5-HTP (5-hydroxytryptophan) is an amino acid. The dietary supplement is extracted from the plant “Griffonia simplicifolia.” Anxiety can be due to a dysfunctional serotonin system — and 5-HTP is needed to make serotonin. Can 5-HTP supplements boost the level of serotonin in areas of the brain involved with anxiety? Here are four studies that address this question:
— In 45 patients with panic disorder, researchers tested 5-HTP (25 to 150 mg a day) vs. an anxiety drug and placebo. Over eight weeks, the drug reduced anxiety the most, while 5-HTP showed modest improvement.

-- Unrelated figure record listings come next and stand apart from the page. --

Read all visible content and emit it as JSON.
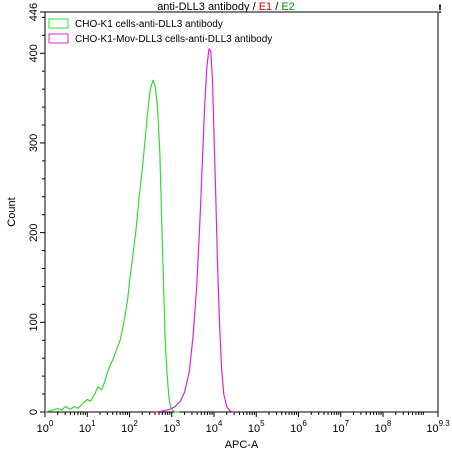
{
  "title": {
    "main": "anti-DLL3 antibody",
    "sep1": " / ",
    "e1": "E1",
    "sep2": " / ",
    "e2": "E2"
  },
  "corner_marker": "!",
  "chart_data": {
    "type": "line",
    "xlabel": "APC-A",
    "ylabel": "Count",
    "xscale": "log",
    "xlim": [
      1,
      2000000000
    ],
    "ylim": [
      0,
      446
    ],
    "x_ticks": [
      {
        "base": "10",
        "exp": "0",
        "value": 1
      },
      {
        "base": "10",
        "exp": "1",
        "value": 10
      },
      {
        "base": "10",
        "exp": "2",
        "value": 100
      },
      {
        "base": "10",
        "exp": "3",
        "value": 1000
      },
      {
        "base": "10",
        "exp": "4",
        "value": 10000
      },
      {
        "base": "10",
        "exp": "5",
        "value": 100000
      },
      {
        "base": "10",
        "exp": "6",
        "value": 1000000
      },
      {
        "base": "10",
        "exp": "7",
        "value": 10000000
      },
      {
        "base": "10",
        "exp": "8",
        "value": 100000000
      },
      {
        "base": "10",
        "exp": "9.3",
        "value": 2000000000
      }
    ],
    "y_ticks": [
      "0",
      "100",
      "200",
      "300",
      "400",
      "446"
    ],
    "y_tick_values": [
      0,
      100,
      200,
      300,
      400,
      446
    ],
    "legend_position": "top-left",
    "series": [
      {
        "name": "CHO-K1 cells-anti-DLL3 antibody",
        "color": "#33dd33",
        "points": [
          [
            1,
            0
          ],
          [
            1.5,
            2
          ],
          [
            2,
            4
          ],
          [
            2.5,
            2
          ],
          [
            3,
            6
          ],
          [
            4,
            3
          ],
          [
            5,
            6
          ],
          [
            6,
            4
          ],
          [
            8,
            10
          ],
          [
            10,
            14
          ],
          [
            12,
            12
          ],
          [
            15,
            20
          ],
          [
            18,
            28
          ],
          [
            22,
            25
          ],
          [
            26,
            34
          ],
          [
            30,
            44
          ],
          [
            35,
            52
          ],
          [
            40,
            58
          ],
          [
            50,
            70
          ],
          [
            60,
            80
          ],
          [
            70,
            95
          ],
          [
            80,
            110
          ],
          [
            90,
            125
          ],
          [
            100,
            145
          ],
          [
            120,
            175
          ],
          [
            140,
            200
          ],
          [
            170,
            240
          ],
          [
            200,
            270
          ],
          [
            230,
            300
          ],
          [
            270,
            335
          ],
          [
            310,
            360
          ],
          [
            360,
            370
          ],
          [
            410,
            362
          ],
          [
            460,
            340
          ],
          [
            520,
            290
          ],
          [
            580,
            210
          ],
          [
            640,
            140
          ],
          [
            700,
            80
          ],
          [
            780,
            40
          ],
          [
            860,
            15
          ],
          [
            950,
            5
          ],
          [
            1050,
            2
          ],
          [
            1200,
            0
          ],
          [
            1500,
            0
          ]
        ]
      },
      {
        "name": "CHO-K1-Mov-DLL3 cells-anti-DLL3 antibody",
        "color": "#dd22dd",
        "points": [
          [
            400,
            0
          ],
          [
            600,
            1
          ],
          [
            900,
            3
          ],
          [
            1200,
            6
          ],
          [
            1600,
            12
          ],
          [
            2000,
            22
          ],
          [
            2600,
            45
          ],
          [
            3200,
            85
          ],
          [
            3900,
            140
          ],
          [
            4600,
            210
          ],
          [
            5300,
            280
          ],
          [
            6000,
            340
          ],
          [
            6800,
            385
          ],
          [
            7600,
            405
          ],
          [
            8400,
            402
          ],
          [
            9200,
            370
          ],
          [
            10000,
            310
          ],
          [
            11000,
            240
          ],
          [
            12000,
            170
          ],
          [
            13500,
            100
          ],
          [
            15000,
            50
          ],
          [
            17000,
            20
          ],
          [
            20000,
            6
          ],
          [
            24000,
            1
          ],
          [
            30000,
            0
          ]
        ]
      }
    ]
  }
}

— Patients were exposed to a panic-inducing carbon dioxide challenge and given one 200-mg dose of 5-HTP or placebo before exposure. 5-HTP significantly reduced symptoms in those with panic disorder.
— In 10 patients with generalized anxiety or panic disorder, researchers used 5-HTP combined with an anti-Parkinson’s drug. The combination significantly reduced anxiety on three different anxiety scales.
— One study with five patients with obsessive-compulsive disorder for whom traditional antidepressants hadn’t worked. Researchers added 5-HTP and found it significantly reduced obsessive-compulsive symptoms.
There is an important bit of health advice here. The major safety concern with 5-HTP is the development of “eosinophilia-myalgia syndrome” (EMS). EMS is a potentially fatal flu-like neurological condition caused by 5-HTP or a contaminant. Though there is some preliminary evidence of 5-HTP’s effectiveness in anxiety disorders, it should not be used for these conditions until the exact cause of EMS is further clarified.